Today’s article will teach you how to achieve vintage guitar tone of the 1960s. In this era, some of the best guitar players ever came into the spotlight such as Jimi Hendrix, Eric Clapton, George Harrison, Jimmy Page, and many more. Not only are they incredibly talented players, they also had guitar tone that many today still desire. So lets look at elements of why their tone is the way it is, so you will know how you can get closer to that ’60s style tone yourself.
If you are using Schecters or Ibanez guitars (with the exception of copies), most likely you won’t get that vintage tone. The guitars used in the ’60s include Fender, Gibson, Rickenbacker, and Gretsch. Of course there are many others, but these were very notable at the time, especially the Stratocaster and Les Paul. Also in this era, the electronics were different then they are today. So if you want to make your modern day guitar more vintage-sounding, try installing low-output pickups.
During the ’60s, digital didn’t exist. The amps used during this period were tube amps. In Britain, Marshall and Vox amps were very popular, specifically the Marshall Bluesbreaker and Plexi amps, and the Vox AC amps. You can find Jimi Hendrix and Eric Clapton using the Marshall Plexi amplifiers, while the Beatles were partial to the Vox amp (in the early ’60s).

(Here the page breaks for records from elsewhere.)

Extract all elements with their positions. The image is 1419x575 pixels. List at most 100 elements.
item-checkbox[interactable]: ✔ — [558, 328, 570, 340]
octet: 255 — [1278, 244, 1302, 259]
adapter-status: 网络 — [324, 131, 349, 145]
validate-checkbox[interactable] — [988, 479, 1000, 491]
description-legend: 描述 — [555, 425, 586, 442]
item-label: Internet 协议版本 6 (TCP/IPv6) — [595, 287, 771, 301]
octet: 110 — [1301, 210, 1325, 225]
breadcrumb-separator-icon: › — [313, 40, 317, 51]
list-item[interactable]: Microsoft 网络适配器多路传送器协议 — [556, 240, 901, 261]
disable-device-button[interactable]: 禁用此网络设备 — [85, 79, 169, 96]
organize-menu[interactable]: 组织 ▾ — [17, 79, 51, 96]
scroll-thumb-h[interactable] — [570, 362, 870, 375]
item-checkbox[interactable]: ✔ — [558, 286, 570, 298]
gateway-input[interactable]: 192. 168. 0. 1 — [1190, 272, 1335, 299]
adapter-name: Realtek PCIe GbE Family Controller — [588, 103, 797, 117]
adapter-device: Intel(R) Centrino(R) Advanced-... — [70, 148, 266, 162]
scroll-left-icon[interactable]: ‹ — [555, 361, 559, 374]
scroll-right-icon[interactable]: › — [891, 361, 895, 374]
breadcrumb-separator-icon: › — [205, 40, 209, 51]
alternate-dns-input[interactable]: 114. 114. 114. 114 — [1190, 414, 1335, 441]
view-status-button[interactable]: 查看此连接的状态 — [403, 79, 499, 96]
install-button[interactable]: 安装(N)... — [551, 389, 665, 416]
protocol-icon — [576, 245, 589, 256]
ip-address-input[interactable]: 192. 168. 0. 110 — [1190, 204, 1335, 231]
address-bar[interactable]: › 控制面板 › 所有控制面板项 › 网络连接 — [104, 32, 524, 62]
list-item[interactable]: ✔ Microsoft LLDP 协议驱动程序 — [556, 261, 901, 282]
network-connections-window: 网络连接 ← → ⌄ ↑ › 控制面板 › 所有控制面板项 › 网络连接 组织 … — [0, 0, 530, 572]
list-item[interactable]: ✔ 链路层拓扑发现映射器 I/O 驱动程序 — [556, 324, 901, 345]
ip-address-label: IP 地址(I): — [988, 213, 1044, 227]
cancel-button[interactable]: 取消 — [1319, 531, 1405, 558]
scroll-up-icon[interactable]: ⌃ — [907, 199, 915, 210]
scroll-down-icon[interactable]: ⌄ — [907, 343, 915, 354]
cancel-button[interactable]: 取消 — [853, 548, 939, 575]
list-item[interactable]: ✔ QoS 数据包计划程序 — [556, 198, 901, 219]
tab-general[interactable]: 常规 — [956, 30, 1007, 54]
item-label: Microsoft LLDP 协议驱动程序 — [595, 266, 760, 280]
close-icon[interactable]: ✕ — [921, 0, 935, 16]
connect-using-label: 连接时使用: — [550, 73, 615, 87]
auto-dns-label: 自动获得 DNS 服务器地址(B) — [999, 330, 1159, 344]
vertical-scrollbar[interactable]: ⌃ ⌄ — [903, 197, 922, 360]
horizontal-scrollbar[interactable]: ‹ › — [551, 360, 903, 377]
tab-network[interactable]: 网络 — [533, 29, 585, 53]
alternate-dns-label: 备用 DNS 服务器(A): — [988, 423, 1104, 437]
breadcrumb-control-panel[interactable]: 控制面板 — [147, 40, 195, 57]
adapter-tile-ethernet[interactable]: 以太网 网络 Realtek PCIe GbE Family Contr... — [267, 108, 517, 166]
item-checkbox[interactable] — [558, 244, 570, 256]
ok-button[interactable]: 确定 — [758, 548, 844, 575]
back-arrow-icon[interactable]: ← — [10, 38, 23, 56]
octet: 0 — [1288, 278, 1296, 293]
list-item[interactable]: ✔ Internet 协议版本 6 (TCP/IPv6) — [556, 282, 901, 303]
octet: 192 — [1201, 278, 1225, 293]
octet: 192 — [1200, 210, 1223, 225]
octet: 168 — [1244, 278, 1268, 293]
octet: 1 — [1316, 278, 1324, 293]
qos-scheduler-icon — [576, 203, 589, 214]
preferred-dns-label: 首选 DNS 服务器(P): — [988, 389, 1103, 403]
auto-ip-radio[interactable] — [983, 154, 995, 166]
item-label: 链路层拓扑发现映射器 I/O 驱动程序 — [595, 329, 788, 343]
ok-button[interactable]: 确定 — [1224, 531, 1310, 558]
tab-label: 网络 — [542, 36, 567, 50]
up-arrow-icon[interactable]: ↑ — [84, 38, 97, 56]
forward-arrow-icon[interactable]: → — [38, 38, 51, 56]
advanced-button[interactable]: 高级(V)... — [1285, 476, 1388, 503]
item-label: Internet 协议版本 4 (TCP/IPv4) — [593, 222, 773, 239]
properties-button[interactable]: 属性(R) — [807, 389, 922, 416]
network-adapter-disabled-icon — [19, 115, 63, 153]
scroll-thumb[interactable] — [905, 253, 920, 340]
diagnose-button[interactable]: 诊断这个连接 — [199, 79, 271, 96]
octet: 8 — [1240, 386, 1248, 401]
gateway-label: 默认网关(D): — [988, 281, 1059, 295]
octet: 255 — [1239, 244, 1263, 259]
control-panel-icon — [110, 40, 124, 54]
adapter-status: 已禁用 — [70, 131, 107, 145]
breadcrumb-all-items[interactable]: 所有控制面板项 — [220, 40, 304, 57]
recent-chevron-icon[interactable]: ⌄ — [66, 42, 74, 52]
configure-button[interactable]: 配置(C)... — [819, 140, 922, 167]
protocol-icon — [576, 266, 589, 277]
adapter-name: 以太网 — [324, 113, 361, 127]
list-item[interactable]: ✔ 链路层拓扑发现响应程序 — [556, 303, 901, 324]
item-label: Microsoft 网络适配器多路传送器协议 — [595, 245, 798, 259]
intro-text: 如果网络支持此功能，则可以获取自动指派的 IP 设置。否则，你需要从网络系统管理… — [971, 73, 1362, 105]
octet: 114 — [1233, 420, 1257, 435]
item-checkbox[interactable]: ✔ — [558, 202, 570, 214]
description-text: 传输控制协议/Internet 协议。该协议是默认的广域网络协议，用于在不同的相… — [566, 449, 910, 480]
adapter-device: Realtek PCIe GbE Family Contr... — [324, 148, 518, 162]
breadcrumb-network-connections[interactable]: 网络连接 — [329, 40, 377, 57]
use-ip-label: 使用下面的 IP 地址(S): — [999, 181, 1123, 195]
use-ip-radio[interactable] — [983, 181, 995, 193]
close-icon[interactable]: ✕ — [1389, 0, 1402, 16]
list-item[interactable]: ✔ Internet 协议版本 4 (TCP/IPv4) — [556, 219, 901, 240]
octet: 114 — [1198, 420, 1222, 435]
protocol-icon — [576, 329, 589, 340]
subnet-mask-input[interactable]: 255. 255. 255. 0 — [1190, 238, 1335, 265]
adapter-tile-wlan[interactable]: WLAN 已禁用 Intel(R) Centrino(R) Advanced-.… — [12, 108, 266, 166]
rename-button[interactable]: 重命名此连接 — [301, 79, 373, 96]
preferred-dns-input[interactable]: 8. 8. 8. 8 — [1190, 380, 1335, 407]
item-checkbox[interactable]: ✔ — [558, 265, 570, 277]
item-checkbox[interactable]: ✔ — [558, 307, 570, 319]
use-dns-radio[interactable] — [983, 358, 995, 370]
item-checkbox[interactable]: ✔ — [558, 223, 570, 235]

In the west, Fender Amps definitely were the most popular. These days, vintage amps can run you thousands of dollars. Check out old Traynor amps which replicated sounds of both Fender and Marshall at the time, but at a fraction of the cost. If you have a newer amp, you can change out the stock tubes with NOS tubes (new old stock) to get that vintage tone. While NOS tubes are expensive, you can with one pre-amp tube in V1 of your amp will have the most dramatic effect on tone. Mullard and RCA are among the best in the NOS tube world.
Again, no digital pedals in this era. You want to look for analog pedals. Around the late ’60s, Fuzz pedals made their way onto the scene. If you want a 1967 style fuzz, which can be defined as warm, fat and creamy, look for a fuzz with Germanium transistors. If you want that more aggressive, in-your-face fuzz tone, go with the silicon transistors. Other pedals that became popular in the ’60s are Wahs, Octave, and of course the legendary Univibe.
So there you have it. Mix tube amps, with legendary guitars (with low output pickups), and pedals from this era, and you’ll get much closer to that ’60s guitar tone.